I remember seeing the Keith Jarrett Trio in London in the early 90s. It was a tribute concert for Miles Davis. The first hour of the concert you sensed you were hearing something very special, then out of nowhere, Keith threw this huge tantrum because he thought someone in the audience was recording the concert and he threatened end the concert. He didn't, but when he returned to the piano something was lost.
In one of the London papers afterwards a music critic described the first hour as 'an hour that passed in a single breath'and went on to say that the somewhat ugly incident, if anything, heightened the beauty of what went before it. It's like without chaos we will never appreciate peace.

Sasha said...

He seems to be talking less about over-playing/over-writing and more about over-reaching...

So we're supposed to understand one small thing completely? How small is one small thing? Can any complete work be a "small" but completely understood thing? Or can it only be one facet of a work that is completely understood and explored?

I guess my problem is the one he talks about at the end--how does one know when one has succeeded and when one has failed? After all, everything work has a pinch of failure contained within it. It's not as though I'll ever produce a perfect anything and then feel ready to move on to bigger and better...

How good is good enough?

jrlennon said...

Oh boy, talk about unanswerable questions...I don't think you really know if you've succeeded until years later, if ever. And of course work that doesn't contain the seeds of its own failure isn't worth much.
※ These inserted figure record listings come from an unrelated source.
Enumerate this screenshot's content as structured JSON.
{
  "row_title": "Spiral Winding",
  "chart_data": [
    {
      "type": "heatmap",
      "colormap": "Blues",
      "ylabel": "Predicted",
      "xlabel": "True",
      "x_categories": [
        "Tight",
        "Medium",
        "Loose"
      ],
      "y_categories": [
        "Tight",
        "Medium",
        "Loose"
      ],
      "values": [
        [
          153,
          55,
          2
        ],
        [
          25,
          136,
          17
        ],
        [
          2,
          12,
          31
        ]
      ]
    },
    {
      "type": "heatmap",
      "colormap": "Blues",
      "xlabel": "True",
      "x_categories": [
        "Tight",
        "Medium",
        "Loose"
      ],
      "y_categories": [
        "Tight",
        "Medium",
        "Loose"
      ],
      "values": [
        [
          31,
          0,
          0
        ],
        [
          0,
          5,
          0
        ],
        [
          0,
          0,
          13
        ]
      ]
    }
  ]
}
You can think you understand the one small thing completely, and then later realize it was actually a large thing, with smaller things inside it that you never thought to pay attention to.

Pete said...

Great video, thanks for posting. I play piano and guitar, including jazz at one point, and I know exactly what he's talking about. I never thought about it in terms of writing, but that's very interesting.

In music, I know if I'm "succeeding" or not, and I can feel if it's true. I'm not a good enough writer to tell the difference in my writing.